The chief neurotransmitter which is released by postganglionic sympathetic fibers is noradrenaline (NA). This has affinity for and can activate alpha-one. alpha-two. beta- one and beta-two postsynaptic receptors on various organs. Sympathetic fibers. which are equivalent to preganglionic fibers. release acetylclioline (Ach) at the adrenal medulla. Acetylcholine combines with nicotinic receptors on the gland. activating it to release adrenaline (A) together with small quantities of NA.
This release is greatly increased during fight-or-ﬂight situations. The adrenaline is carried in the bloodstream to all organs. where it combines with and activates all sympathetic receptors. The bronchi do not receive sympathetic nerve fibers. but their smooth muscle contains many beta-two receptors which are stimulated by adrenaline. The bronchiolar muscle relaxation which follows leads to bronchodilation.
Presynaptic alpha-two receptors which are found on sympathetic nerve endings are known as autoreceptors because their activation causes an inhibition of NA release in response to nerve impulses. Noradrenaline. adrenaline and many exogenous alpha agonists are able to stimulate these receptors. reducing sympathetic responsesm, which are handled by Acupuncture Montgomery Village.
This is a negative feedback control system when excessive adrenergic stimulation occurs A small group of postganglionic sympathetic fibers release Ach instead of NA. causing the stimulation of muscarinic receptors which results in generalized sweat secretion. These sweat glands and the adrenal medulla are the only sites at which sympathetic, cholinergic transmission occurs. Antimuscarinic drugs and Acupuncture Montgomery Village can block cholinergic sympathetic effects.
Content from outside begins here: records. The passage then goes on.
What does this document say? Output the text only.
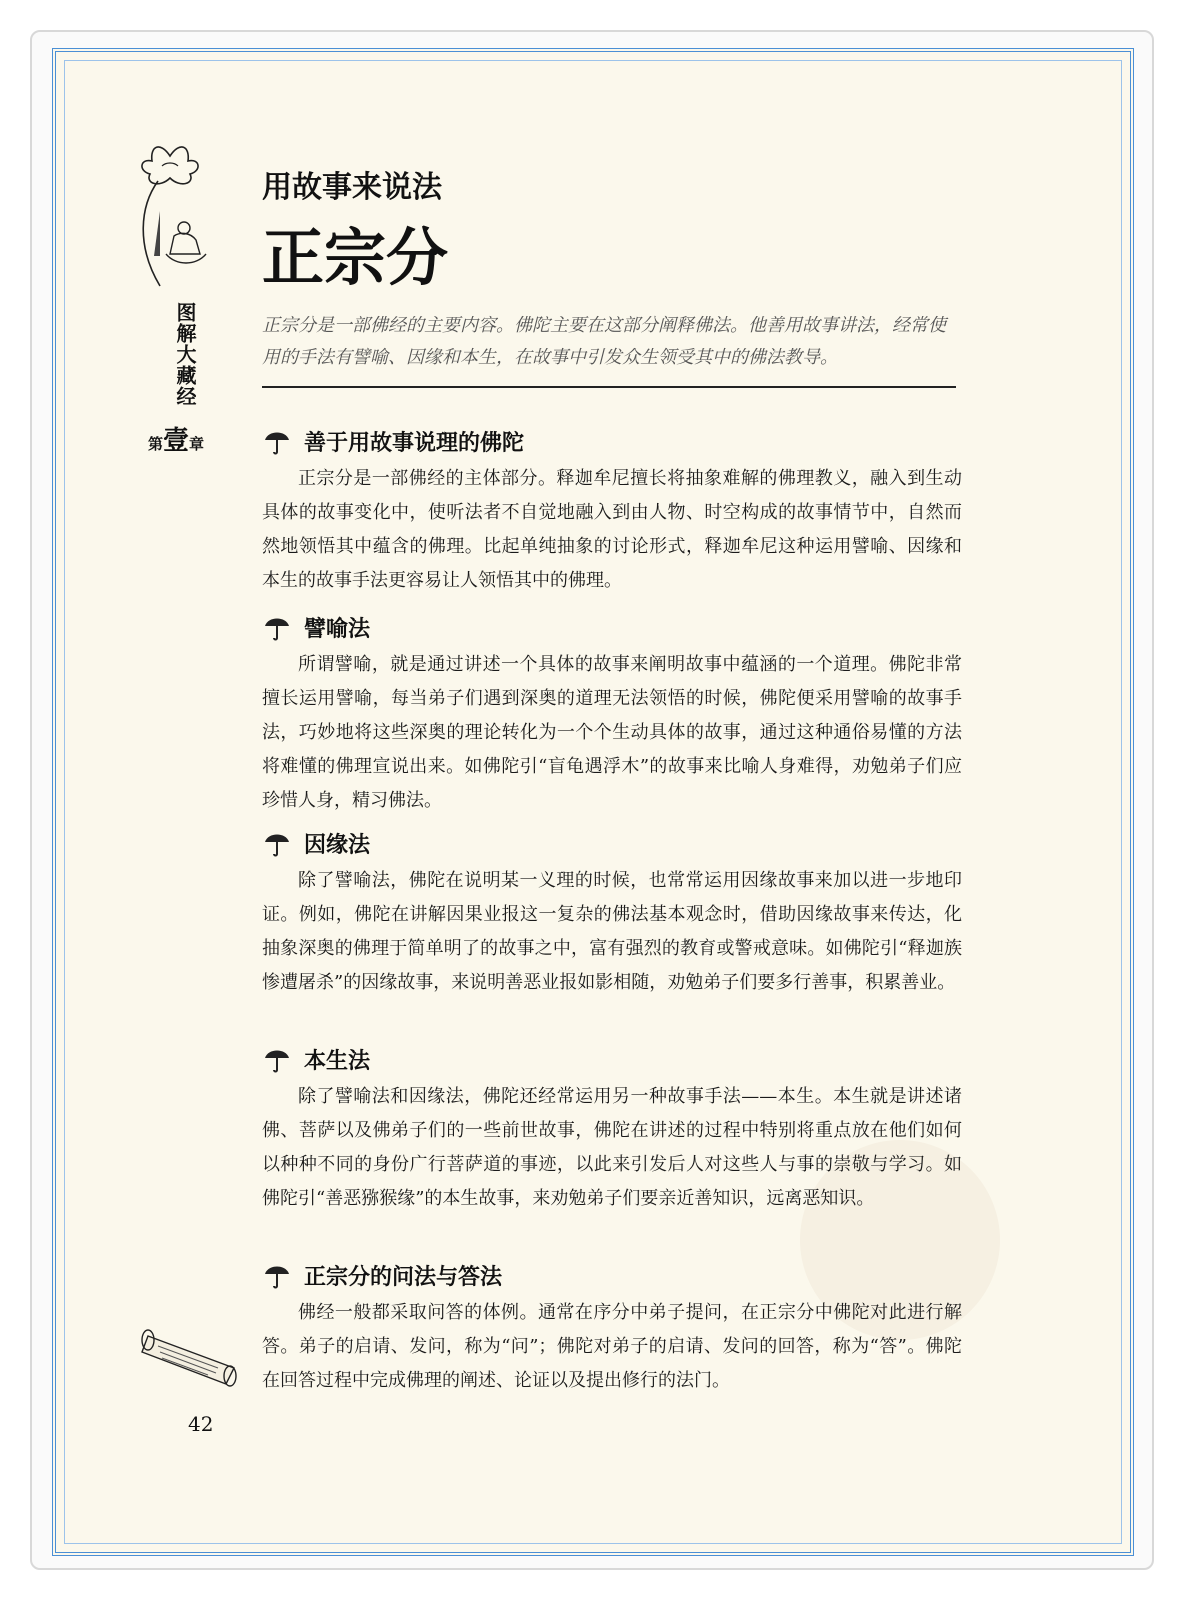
图解大藏经
第壹章
用故事来说法
正宗分
正宗分是一部佛经的主要内容。佛陀主要在这部分阐释佛法。他善用故事讲法，经常使用的手法有譬喻、因缘和本生，在故事中引发众生领受其中的佛法教导。
善于用故事说理的佛陀

正宗分是一部佛经的主体部分。释迦牟尼擅长将抽象难解的佛理教义，融入到生动具体的故事变化中，使听法者不自觉地融入到由人物、时空构成的故事情节中，自然而然地领悟其中蕴含的佛理。比起单纯抽象的讨论形式，释迦牟尼这种运用譬喻、因缘和本生的故事手法更容易让人领悟其中的佛理。

譬喻法

所谓譬喻，就是通过讲述一个具体的故事来阐明故事中蕴涵的一个道理。佛陀非常擅长运用譬喻，每当弟子们遇到深奥的道理无法领悟的时候，佛陀便采用譬喻的故事手法，巧妙地将这些深奥的理论转化为一个个生动具体的故事，通过这种通俗易懂的方法将难懂的佛理宣说出来。如佛陀引“盲龟遇浮木”的故事来比喻人身难得，劝勉弟子们应珍惜人身，精习佛法。

因缘法

除了譬喻法，佛陀在说明某一义理的时候，也常常运用因缘故事来加以进一步地印证。例如，佛陀在讲解因果业报这一复杂的佛法基本观念时，借助因缘故事来传达，化抽象深奥的佛理于简单明了的故事之中，富有强烈的教育或警戒意味。如佛陀引“释迦族惨遭屠杀”的因缘故事，来说明善恶业报如影相随，劝勉弟子们要多行善事，积累善业。

本生法

除了譬喻法和因缘法，佛陀还经常运用另一种故事手法——本生。本生就是讲述诸佛、菩萨以及佛弟子们的一些前世故事，佛陀在讲述的过程中特别将重点放在他们如何以种种不同的身份广行菩萨道的事迹，以此来引发后人对这些人与事的崇敬与学习。如佛陀引“善恶猕猴缘”的本生故事，来劝勉弟子们要亲近善知识，远离恶知识。

正宗分的问法与答法

佛经一般都采取问答的体例。通常在序分中弟子提问，在正宗分中佛陀对此进行解答。弟子的启请、发问，称为“问”；佛陀对弟子的启请、发问的回答，称为“答”。佛陀在回答过程中完成佛理的阐述、论证以及提出修行的法门。

42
Anticholinergic drugs which also have an antiparkinsonistic effect potentiate the effects of levodopa. excepting if they are given concomitantly in doses which are high enough to delay stomach emptying (inhibited propulsion and opening) to such an extent that levodopa absorption which occurs mainly in the small intestine, is adversely affected.
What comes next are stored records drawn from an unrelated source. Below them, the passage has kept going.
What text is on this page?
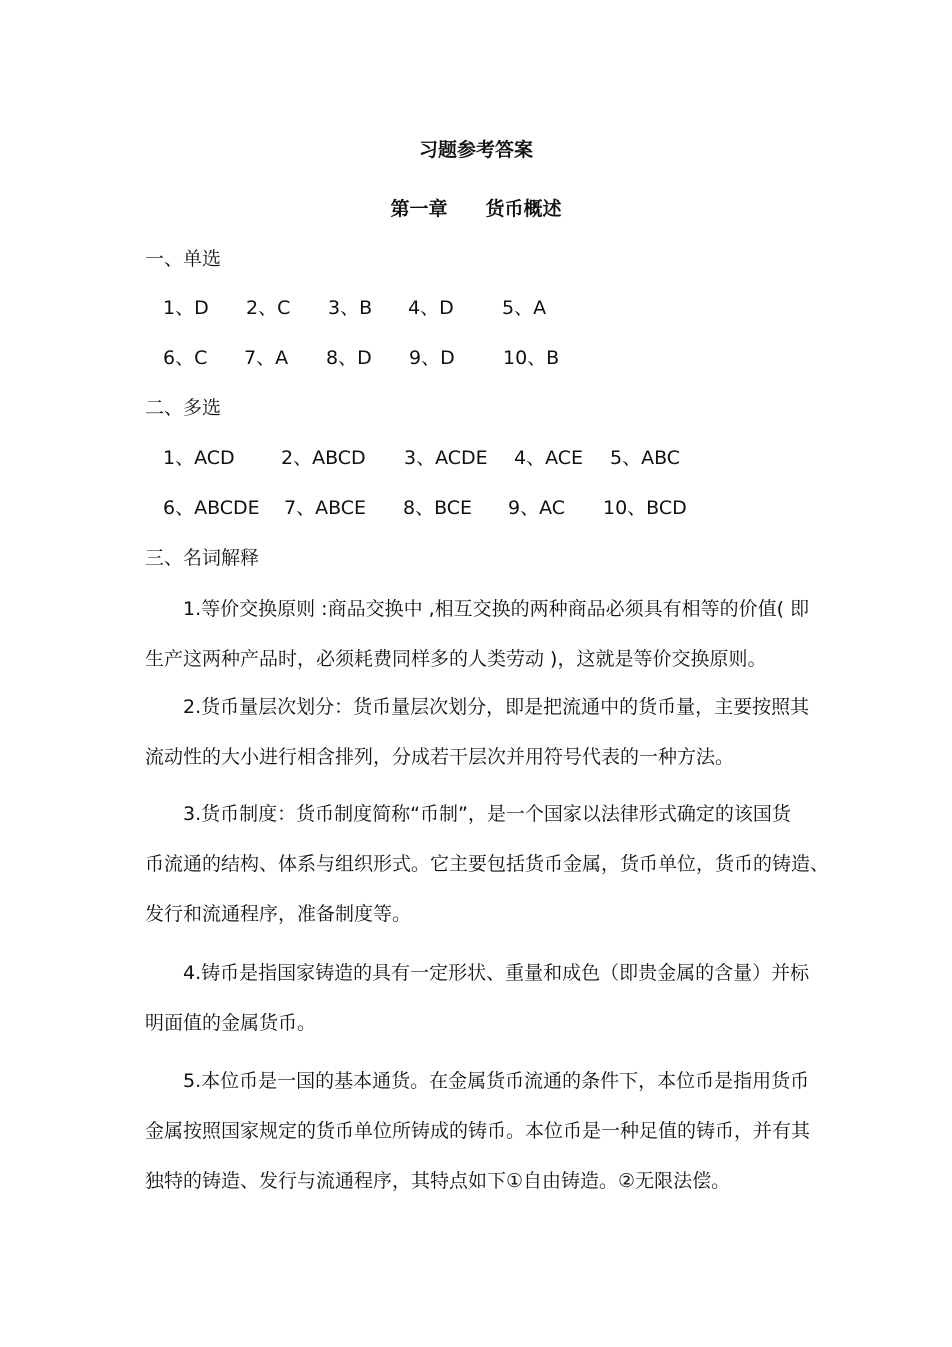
习题参考答案
第一章 货币概述
一、单选
1、D 2、C 3、B 4、D	5、A
6、C 7、A 8、D 9、D	10、B
二、多选
1、ACD 2、ABCD 3、ACDE 4、ACE 5、ABC
6、ABCDE 7、ABCE 8、BCE 9、AC 10、BCD
三、名词解释
1.等价交换原则 :商品交换中 ,相互交换的两种商品必须具有相等的价值( 即
生产这两种产品时，必须耗费同样多的人类劳动 )，这就是等价交换原则。
2.货币量层次划分：货币量层次划分，即是把流通中的货币量，主要按照其
流动性的大小进行相含排列，分成若干层次并用符号代表的一种方法。
3.货币制度：货币制度简称“币制”，是一个国家以法律形式确定的该国货
币流通的结构、体系与组织形式。它主要包括货币金属，货币单位，货币的铸造、
发行和流通程序，准备制度等。
4.铸币是指国家铸造的具有一定形状、重量和成色（即贵金属的含量）并标
明面值的金属货币。
5.本位币是一国的基本通货。在金属货币流通的条件下，本位币是指用货币
金属按照国家规定的货币单位所铸成的铸币。本位币是一种足值的铸币，并有其
独特的铸造、发行与流通程序，其特点如下①自由铸造。②无限法偿。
Following the test dose the patient is observed for any changes in sensation in the lower limbs or any changes in blood pressure or heart rate. If there are no changes the definitive dose is given. The spread of the local anaesthetic and therefore the area which is anaesthetized depends on the site of the injection, the volume injected and the concentration of the local anaesthetic.
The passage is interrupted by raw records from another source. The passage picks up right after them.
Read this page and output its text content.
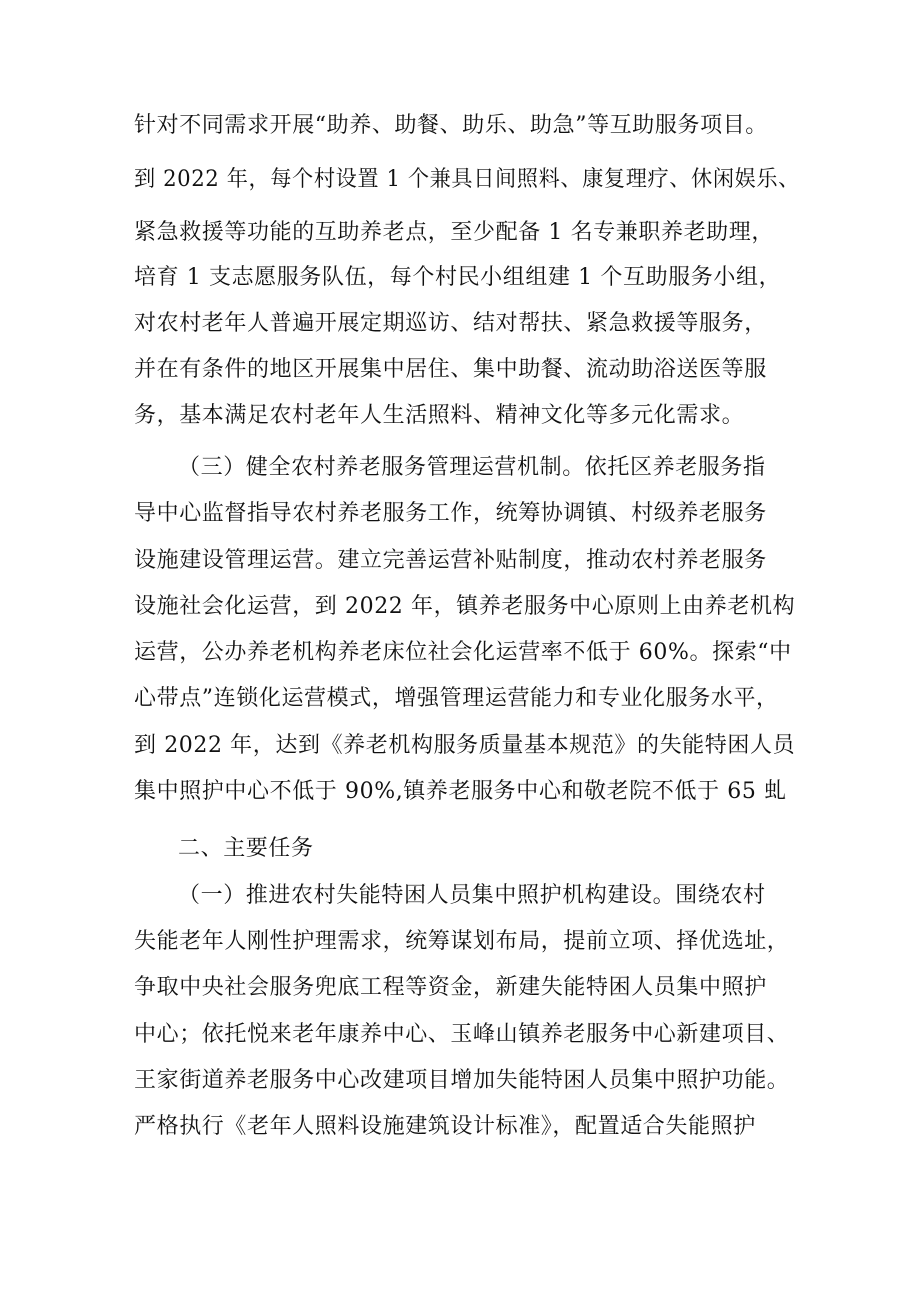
针对不同需求开展“助养、助餐、助乐、助急”等互助服务项目。
到 2022 年，每个村设置 1 个兼具日间照料、康复理疗、休闲娱乐、
紧急救援等功能的互助养老点，至少配备 1 名专兼职养老助理，
培育 1 支志愿服务队伍，每个村民小组组建 1 个互助服务小组，
对农村老年人普遍开展定期巡访、结对帮扶、紧急救援等服务，
并在有条件的地区开展集中居住、集中助餐、流动助浴送医等服
务，基本满足农村老年人生活照料、精神文化等多元化需求。
（三）健全农村养老服务管理运营机制。依托区养老服务指
导中心监督指导农村养老服务工作，统筹协调镇、村级养老服务
设施建设管理运营。建立完善运营补贴制度，推动农村养老服务
设施社会化运营，到 2022 年，镇养老服务中心原则上由养老机构
运营，公办养老机构养老床位社会化运营率不低于 60%。探索“中
心带点”连锁化运营模式，增强管理运营能力和专业化服务水平，
到 2022 年，达到《养老机构服务质量基本规范》的失能特困人员
集中照护中心不低于 90%,镇养老服务中心和敬老院不低于 65 虬
二、主要任务
（一）推进农村失能特困人员集中照护机构建设。围绕农村
失能老年人刚性护理需求，统筹谋划布局，提前立项、择优选址，
争取中央社会服务兜底工程等资金，新建失能特困人员集中照护
中心；依托悦来老年康养中心、玉峰山镇养老服务中心新建项目、
王家街道养老服务中心改建项目增加失能特困人员集中照护功能。
严格执行《老年人照料设施建筑设计标准》，配置适合失能照护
With a subarachnoid block the speed of injection, posture, the use of barbotage and the density (S.G.) of the solution are also important. Once the local anaesthetic has been injected the patient is positioned so as to effect the spread of the local anaesthetic. The blood pressure must now be taken regularly (i.e. at 1-2 minute intervals) for the next 30 minutes. The patient is observed for signs of the onset of the block or any complications.